Assim, o autor descreve como pôde ver, impotente, a todas as mudanças que aconteceram acompanhando a lógica de mercado enquanto trabalhava como editor para a Pantheon. No início de sua carreira, os livros eram publicados a preços baixíssimos, e o lucro vinha da venda em escala, o que garantia não apenas o retorno financeiro, mas também a disseminação da informação. E mais: os editores eram profissionais acadêmicos, preocupados com a qualidade do material que publicavam e na repercusão que ele traria para a sociedade.
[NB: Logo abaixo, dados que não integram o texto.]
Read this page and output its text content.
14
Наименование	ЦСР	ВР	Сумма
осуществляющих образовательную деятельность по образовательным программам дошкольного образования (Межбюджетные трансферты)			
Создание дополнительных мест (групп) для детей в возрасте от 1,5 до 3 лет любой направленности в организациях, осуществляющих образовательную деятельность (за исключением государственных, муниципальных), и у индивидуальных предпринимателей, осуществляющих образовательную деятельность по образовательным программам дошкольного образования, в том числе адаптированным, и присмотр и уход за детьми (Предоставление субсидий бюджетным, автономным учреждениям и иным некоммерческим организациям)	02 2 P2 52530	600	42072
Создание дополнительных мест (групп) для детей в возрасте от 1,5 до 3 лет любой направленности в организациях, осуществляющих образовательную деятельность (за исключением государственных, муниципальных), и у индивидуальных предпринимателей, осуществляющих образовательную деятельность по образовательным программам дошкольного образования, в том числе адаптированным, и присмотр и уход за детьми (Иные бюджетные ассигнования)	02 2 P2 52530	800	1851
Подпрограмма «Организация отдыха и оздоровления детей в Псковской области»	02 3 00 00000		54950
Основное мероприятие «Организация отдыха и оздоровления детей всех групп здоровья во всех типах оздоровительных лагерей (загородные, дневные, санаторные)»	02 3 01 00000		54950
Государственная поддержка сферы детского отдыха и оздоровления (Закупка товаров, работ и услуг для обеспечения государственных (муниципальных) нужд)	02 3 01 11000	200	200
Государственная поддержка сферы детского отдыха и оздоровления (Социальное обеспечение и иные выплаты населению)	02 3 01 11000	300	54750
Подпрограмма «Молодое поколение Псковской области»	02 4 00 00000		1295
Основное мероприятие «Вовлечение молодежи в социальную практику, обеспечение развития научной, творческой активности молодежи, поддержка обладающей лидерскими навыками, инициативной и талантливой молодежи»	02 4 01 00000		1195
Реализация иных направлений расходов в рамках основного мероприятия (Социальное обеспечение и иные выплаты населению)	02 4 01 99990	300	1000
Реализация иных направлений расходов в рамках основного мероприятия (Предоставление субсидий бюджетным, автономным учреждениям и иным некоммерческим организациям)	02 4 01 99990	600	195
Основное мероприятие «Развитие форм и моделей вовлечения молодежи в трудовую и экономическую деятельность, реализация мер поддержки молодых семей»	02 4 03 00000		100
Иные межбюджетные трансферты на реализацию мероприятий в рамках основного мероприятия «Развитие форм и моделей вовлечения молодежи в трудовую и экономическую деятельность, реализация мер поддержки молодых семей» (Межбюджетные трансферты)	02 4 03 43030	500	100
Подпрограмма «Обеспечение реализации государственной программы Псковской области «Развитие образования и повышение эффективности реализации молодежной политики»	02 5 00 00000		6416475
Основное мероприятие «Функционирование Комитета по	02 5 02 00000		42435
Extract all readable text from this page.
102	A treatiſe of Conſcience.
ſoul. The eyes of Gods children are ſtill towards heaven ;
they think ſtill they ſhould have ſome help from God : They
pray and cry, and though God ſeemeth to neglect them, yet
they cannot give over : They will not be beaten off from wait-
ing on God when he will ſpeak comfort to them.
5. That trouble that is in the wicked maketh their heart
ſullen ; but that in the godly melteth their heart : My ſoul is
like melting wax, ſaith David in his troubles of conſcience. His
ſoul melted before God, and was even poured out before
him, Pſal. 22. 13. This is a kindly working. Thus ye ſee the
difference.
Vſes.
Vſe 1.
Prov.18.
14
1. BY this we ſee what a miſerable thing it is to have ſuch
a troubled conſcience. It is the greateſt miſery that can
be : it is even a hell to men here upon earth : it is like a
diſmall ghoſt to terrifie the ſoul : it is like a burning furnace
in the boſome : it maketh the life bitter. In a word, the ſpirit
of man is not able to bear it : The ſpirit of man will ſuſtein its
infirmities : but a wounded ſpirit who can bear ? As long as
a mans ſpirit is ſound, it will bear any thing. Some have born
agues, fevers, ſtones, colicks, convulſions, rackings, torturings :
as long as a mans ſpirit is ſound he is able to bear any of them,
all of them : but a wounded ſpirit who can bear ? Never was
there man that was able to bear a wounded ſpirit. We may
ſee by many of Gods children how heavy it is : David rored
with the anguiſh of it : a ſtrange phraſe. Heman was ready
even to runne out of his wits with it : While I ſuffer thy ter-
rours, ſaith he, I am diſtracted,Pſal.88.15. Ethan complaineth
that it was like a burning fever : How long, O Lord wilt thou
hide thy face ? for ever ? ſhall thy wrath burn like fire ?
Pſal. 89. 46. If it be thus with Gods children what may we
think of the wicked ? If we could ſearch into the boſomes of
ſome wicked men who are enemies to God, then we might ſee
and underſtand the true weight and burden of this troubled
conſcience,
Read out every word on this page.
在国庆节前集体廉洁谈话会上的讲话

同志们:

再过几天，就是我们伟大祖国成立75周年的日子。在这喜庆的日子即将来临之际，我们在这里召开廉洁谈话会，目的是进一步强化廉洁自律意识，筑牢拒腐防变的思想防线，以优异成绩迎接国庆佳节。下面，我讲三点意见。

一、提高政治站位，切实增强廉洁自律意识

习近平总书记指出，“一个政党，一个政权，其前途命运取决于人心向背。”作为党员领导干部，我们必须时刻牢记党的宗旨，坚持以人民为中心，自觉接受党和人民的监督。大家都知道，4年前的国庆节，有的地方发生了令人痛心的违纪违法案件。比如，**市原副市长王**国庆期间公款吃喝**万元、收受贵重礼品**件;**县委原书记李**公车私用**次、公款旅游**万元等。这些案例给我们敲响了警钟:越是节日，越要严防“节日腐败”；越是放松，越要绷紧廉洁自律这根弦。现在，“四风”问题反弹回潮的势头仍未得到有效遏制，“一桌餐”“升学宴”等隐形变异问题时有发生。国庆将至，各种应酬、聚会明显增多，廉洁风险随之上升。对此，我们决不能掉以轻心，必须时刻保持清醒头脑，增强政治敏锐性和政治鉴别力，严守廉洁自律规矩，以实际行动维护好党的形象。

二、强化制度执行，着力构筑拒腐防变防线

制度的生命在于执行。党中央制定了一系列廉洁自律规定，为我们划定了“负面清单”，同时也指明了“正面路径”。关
Isso significava que obras populares (rentáveis) deveriam não apenas gerar fluxo de caixa, mas também ajudar a sustentar outros títulos de menor tiragem, mas de conteúdo importante. (Outra coisa: o autor afirma que na época os editores não eram profissionais extremamente bem pagos, tinham salários semelhantes ao de professores de universidades, e faziam o que faziam por acreditar em seu trabalho).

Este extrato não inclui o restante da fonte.